You play to an audience of One. Who does God want you to minister to today?

I love radical ideas and I love living a radical life for Jesus. I live with strong convictions and a passion for seeking after God’s heart.  Even as a major gift officer, I am called to live radically in my kingdom position of raising resources for God’s work.

Can I get real with you for a moment?


There’s a “tension” that creeps into my heart every once and awhile. Maybe you feel it too.  It’s where my two worlds collide: raising money to support our budget for the fiscal year vs. ministering to the hearts of God’s people who support our ministry.  If we do the latter God’s way, the former will be the end result, right?  But too often, when we’re going through lean months or revenue projections are not being met, we can easily get caught up in reverting to our old ways of doing things.  The unspoken pressure to “raise more money” and “do more” starts to become overwhelming and anxiety takes over.  Is this really how God wants us to be?  I don’t think so.

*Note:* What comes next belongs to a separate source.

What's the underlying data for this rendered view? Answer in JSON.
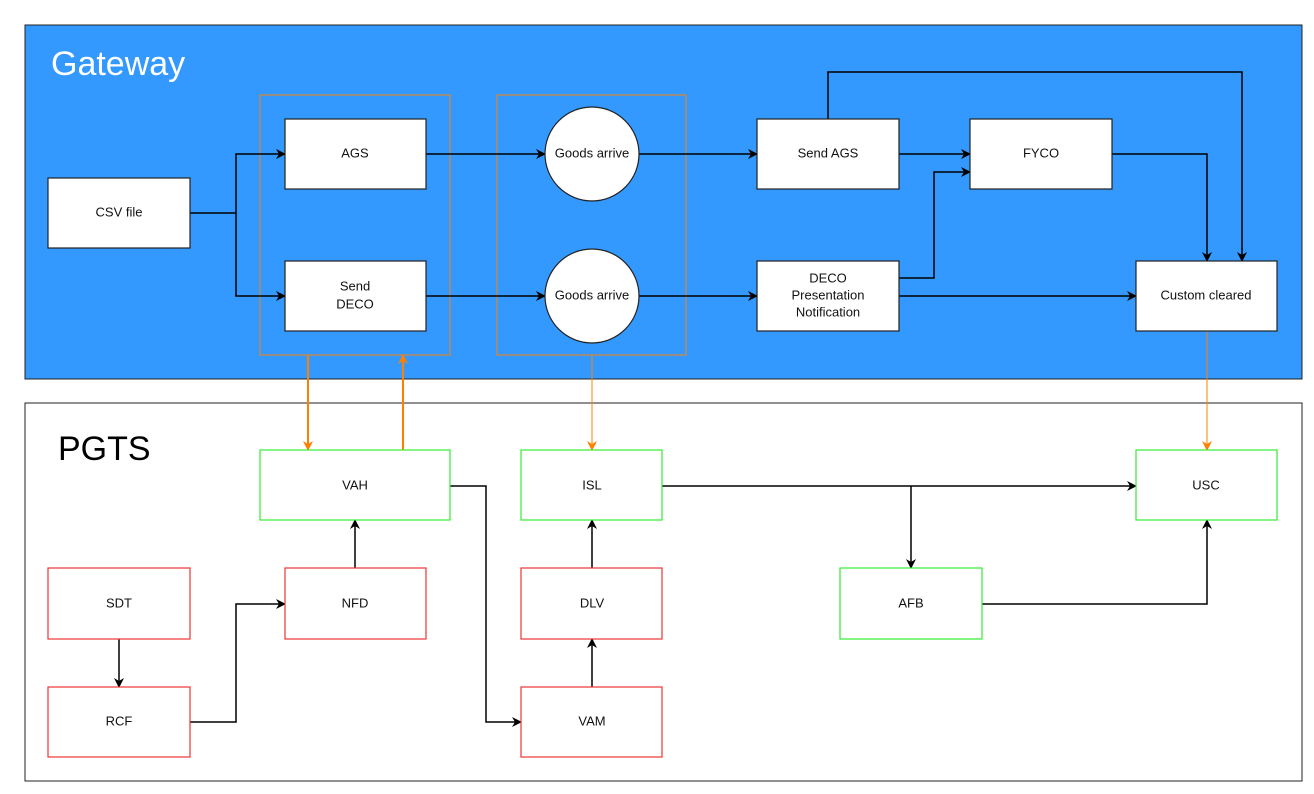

Can we call it what it really is?  We’re chasing money.  We’re often going after the same wealthy people time after time, aren’t we? Why do we do that? Because they have capacity.  Is that what the LORD asks us to do?  My heart always wrestles with this when I remember James 2:2-4:

“Suppose a man comes into your meeting wearing a gold ring and fine clothes,and a poor man in shabby clothes also comes in. If you show special attention to the man wearing fine clothes and say, ‘Here’s a good seat for you,’ but say to th poor man, ‘You stand there’ or ‘Sit on the floor by my feet,’ have you not discriminated among yourselves and become judges with evil thoughts?”

Let’s call it what it is.  We show favoritism.  It’s what we do.  “But Steve,” you say, “That’s the nature of our business. Major gift-raising is going to those with capacity to fund our ministries.”  I know.  I’m just being honest with you.  What about the widow and her two mites?  Jesus says she “gets it” and we should be more like her in our giving.  Maybe we lose our kingdom perspective sometimes as we work diligently to meet our year-end goals?  Maybe we just need to make sure we’re connected to THE vine and on our knees more often.  Isn’t God more concerned about what He is doing in me than through me?

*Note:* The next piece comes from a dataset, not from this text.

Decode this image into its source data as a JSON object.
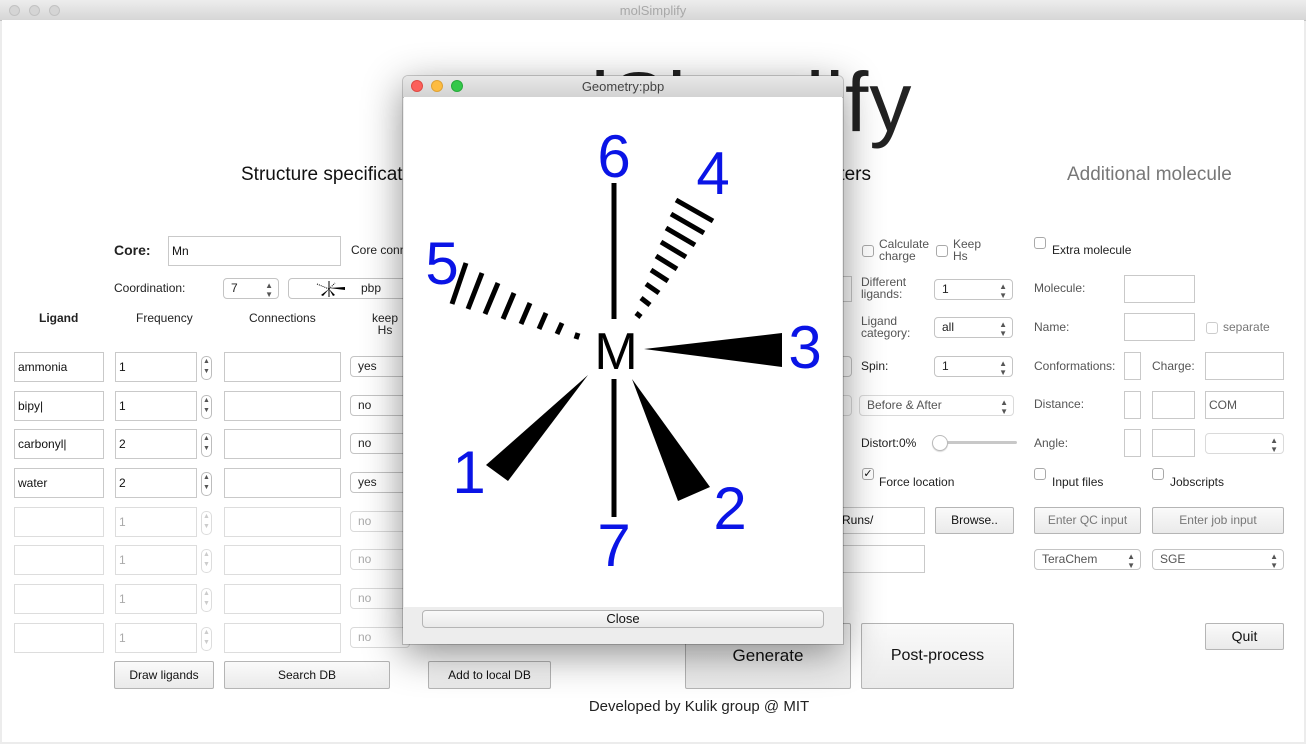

Scott Rodin says it perfectly in his book, The 7 Deadly Sins of Christian Fund-raising, about “being unprepared for the battle.” Rodin goes on to say, “I believe that who you are as a child of God and where you are in your relationship with Jesus Christ is more important than all the tools you will learn in all the seminars and all the conferences that you will attend for the rest of your development life.” (Emphasis added)  But Scott, we like formulas and models that always work for us to raise money.  We idolize spreadsheets, and slave away at forecasts and 5-year strategic plans, too.  Sounds like the good ol’ American business model if you ask me.

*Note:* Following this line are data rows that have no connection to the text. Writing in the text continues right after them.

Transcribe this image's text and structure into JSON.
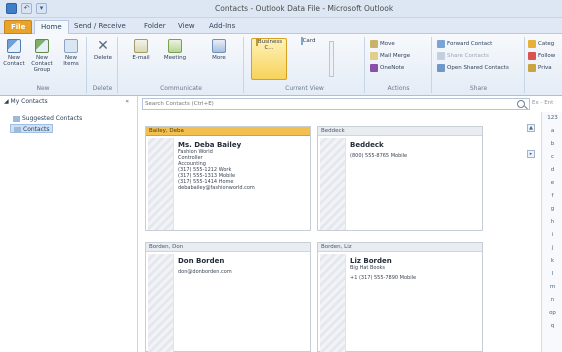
{
  "window": {
    "title": "Contacts - Outlook Data File - Microsoft Outlook"
  },
  "quick_access": {
    "app_icon": "outlook-icon",
    "undo_icon": "undo-icon",
    "menu_icon": "chevron-down-icon"
  },
  "tabs": [
    {
      "label": "File"
    },
    {
      "label": "Home"
    },
    {
      "label": "Send / Receive"
    },
    {
      "label": "Folder"
    },
    {
      "label": "View"
    },
    {
      "label": "Add-Ins"
    }
  ],
  "ribbon": {
    "new_group": {
      "label": "New",
      "new_contact": "New Contact",
      "new_contact_group": "New Contact Group",
      "new_items": "New Items"
    },
    "delete_group": {
      "label": "Delete",
      "delete": "Delete"
    },
    "communicate_group": {
      "label": "Communicate",
      "email": "E-mail",
      "meeting": "Meeting",
      "more": "More"
    },
    "current_view_group": {
      "label": "Current View",
      "business_card": "Business C...",
      "card": "Card"
    },
    "actions_group": {
      "label": "Actions",
      "move": "Move",
      "mail_merge": "Mail Merge",
      "onenote": "OneNote"
    },
    "share_group": {
      "label": "Share",
      "forward_contact": "Forward Contact",
      "share_contacts": "Share Contacts",
      "open_shared": "Open Shared Contacts"
    },
    "tags_group": {
      "categorize": "Categ",
      "follow_up": "Follow",
      "private": "Priva"
    }
  },
  "nav": {
    "header": "My Contacts",
    "collapse_glyph": "«",
    "items": [
      {
        "label": "Suggested Contacts"
      },
      {
        "label": "Contacts"
      }
    ]
  },
  "search": {
    "placeholder": "Search Contacts (Ctrl+E)",
    "scope": "Ex - Ent"
  },
  "cards": [
    {
      "file_as": "Bailey, Deba",
      "name": "Ms. Deba Bailey",
      "lines": [
        "Fashion World",
        "Controller",
        "Accounting"
      ],
      "phones": [
        "(317) 555-1212 Work",
        "(317) 555-1313 Mobile",
        "(317) 555-1414 Home"
      ],
      "email": "debabailey@fashionworld.com",
      "selected": true
    },
    {
      "file_as": "Beddeck",
      "name": "Beddeck",
      "lines": [],
      "phones": [
        "(800) 555-8765 Mobile"
      ],
      "email": "",
      "selected": false
    },
    {
      "file_as": "Borden, Don",
      "name": "Don Borden",
      "lines": [],
      "phones": [],
      "email": "don@donborden.com",
      "selected": false
    },
    {
      "file_as": "Borden, Liz",
      "name": "Liz Borden",
      "lines": [
        "Big Hat Books"
      ],
      "phones": [
        "+1 (317) 555-7890 Mobile"
      ],
      "email": "",
      "selected": false
    }
  ],
  "alphabet": [
    "123",
    "a",
    "b",
    "c",
    "d",
    "e",
    "f",
    "g",
    "h",
    "i",
    "j",
    "k",
    "l",
    "m",
    "n",
    "op",
    "q"
  ],
  "colors": {
    "accent": "#f3c050",
    "file_tab": "#e8a32a",
    "ribbon": "#e4ecf6"
  }
}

So, why do we default to the world’s way of thinking? We are called to a higher standard: Engaging the people of God to grow their hearts to be more generous to the kingdom.  It’s a different mindset and way of thinking (Romans 12:2).  We can get so addicted to our iPhones, iPads, and computers that we often neglect the most primary relationship we have at our disposal to be successful at our jobs.  Amen?


Here’s a radical idea that I believe would make God smile on those of us who are privileged to be raising kingdom resources.

What would happen if kingdom-minded development professionals collaborated together and served the heart of the giver and what the giver loves to give to . . . over our own organization? (Psalm 133:1).

Blasphemy?  I say, that’s Romans 12:2 in action.  My friend Chuck Colson would say, it’s “the Church being the Church!”

There are no silos in what we do. Jim Daly does not own Focus on the Family; Jim Liske does not own Prison Fellowship and Franklin Graham doesn’t own Samartian’s Purse.  They steward those organizations and realize it is God who owns the ministry.  There is no competition in God’s kingdom work.  God doesn’t see it that way, why do we?

The next time you open your Outlook and start reading emails and spreadsheets and looking at databases and feeling that tension start to creep into your heart... push back from your desk and take a deep breath and get reconnected to the Vine.  Remind yourself: “I play to an audience of One. Who does God want me to minister to today?”

Let's be faithful every day and invest in people by sowing seeds of generosity no matter how much money they have.  It’s about controlling inputs, not outputs.  That’s up to Him.